Nucleosome-constrained loop extrusion model for the origin of topologically associating domains

Chromosome conformation capture techniques (e.g Hi-C) reveal that intermediate-scale chromatin organization is comprised of “topologically associating domains” (TADs) on the tens to thousands of kb scale. The loop extrusion factor (LEF) model provides a framework for how TADs arise: cohesin or condensin extrude DNA loops, until they encounter boundary elements. Despite recent studies demonstrating that cohesin and condensin can drive loop formation on (largely) naked DNA, evidence supporting the LEF model in living cells is lacking. Here, we combine experimental measurements of chromatin dynamics with simulations to further develop the LEF model. We show that the activity of the INO80 nucleosome remodeler enhances chromatin mobility, while cohesin and condensin restrain chromatin mobility.
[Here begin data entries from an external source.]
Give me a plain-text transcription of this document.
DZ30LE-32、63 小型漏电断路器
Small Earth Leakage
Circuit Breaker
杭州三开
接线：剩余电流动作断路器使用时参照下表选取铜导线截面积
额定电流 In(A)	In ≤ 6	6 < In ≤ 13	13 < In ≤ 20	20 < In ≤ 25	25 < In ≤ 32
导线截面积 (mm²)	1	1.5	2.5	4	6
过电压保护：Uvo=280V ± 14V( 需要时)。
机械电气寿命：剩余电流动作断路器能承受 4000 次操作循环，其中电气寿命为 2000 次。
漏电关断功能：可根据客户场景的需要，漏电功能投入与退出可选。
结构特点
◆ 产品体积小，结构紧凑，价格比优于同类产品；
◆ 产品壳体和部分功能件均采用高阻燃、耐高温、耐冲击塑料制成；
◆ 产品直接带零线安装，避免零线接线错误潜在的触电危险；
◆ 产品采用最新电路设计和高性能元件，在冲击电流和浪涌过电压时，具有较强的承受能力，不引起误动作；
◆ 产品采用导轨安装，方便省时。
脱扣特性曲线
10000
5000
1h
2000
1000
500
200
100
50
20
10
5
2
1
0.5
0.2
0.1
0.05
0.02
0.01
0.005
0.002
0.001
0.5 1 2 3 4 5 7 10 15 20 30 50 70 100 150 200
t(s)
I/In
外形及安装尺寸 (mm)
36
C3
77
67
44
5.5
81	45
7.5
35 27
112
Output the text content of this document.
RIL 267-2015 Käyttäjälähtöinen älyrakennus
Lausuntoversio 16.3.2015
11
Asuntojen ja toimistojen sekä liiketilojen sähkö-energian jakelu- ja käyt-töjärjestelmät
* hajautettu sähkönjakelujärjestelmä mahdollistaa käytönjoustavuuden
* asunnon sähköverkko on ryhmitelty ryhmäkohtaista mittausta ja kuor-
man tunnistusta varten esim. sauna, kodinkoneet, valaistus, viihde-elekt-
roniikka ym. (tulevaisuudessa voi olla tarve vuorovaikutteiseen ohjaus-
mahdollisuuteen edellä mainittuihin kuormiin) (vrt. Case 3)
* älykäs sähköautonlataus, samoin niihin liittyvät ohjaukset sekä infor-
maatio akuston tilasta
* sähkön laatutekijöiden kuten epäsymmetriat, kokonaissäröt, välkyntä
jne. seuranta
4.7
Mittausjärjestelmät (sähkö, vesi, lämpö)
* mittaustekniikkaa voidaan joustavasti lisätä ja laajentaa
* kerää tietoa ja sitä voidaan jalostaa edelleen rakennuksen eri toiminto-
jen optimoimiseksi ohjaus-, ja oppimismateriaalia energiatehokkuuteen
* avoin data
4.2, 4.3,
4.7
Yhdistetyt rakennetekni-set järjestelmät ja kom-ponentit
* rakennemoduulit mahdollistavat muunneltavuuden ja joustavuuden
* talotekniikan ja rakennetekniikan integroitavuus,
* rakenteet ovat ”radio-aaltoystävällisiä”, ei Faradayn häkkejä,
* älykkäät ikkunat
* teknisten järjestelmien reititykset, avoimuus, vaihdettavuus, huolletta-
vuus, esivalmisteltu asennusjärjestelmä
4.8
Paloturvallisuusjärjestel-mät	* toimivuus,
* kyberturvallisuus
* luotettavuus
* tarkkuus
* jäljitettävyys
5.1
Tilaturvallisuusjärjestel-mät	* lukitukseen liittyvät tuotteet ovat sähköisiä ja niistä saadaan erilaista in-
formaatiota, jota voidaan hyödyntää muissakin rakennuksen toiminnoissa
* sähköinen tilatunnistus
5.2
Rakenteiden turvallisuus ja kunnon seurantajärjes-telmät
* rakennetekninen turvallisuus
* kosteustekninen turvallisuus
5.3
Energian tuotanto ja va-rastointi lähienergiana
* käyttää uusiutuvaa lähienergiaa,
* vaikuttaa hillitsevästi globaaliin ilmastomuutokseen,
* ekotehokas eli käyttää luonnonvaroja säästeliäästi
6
Motivated by these findings and the observations that cohesin is loaded preferentially at nucleosome-depleted transcriptional start sites and its efficient translocation requires nucleosome remodeling we propose a new LEF model in which LEF loading and loop extrusion direction depend on the underlying architecture of transcriptional units. Using solely genome annotation without imposing boundary elements, the model predicts TADs that reproduce experimental Hi-C data, including boundaries that are CTCF-poor. Furthermore, polymer simulations based on the model show that LEF-catalyzed loops reduce chromatin mobility, consistent with our experimental measurements. Overall, this work reveals new tenets for the origins of TADs in eukaryotes, driven by transcription-coupled nucleosome remodeling.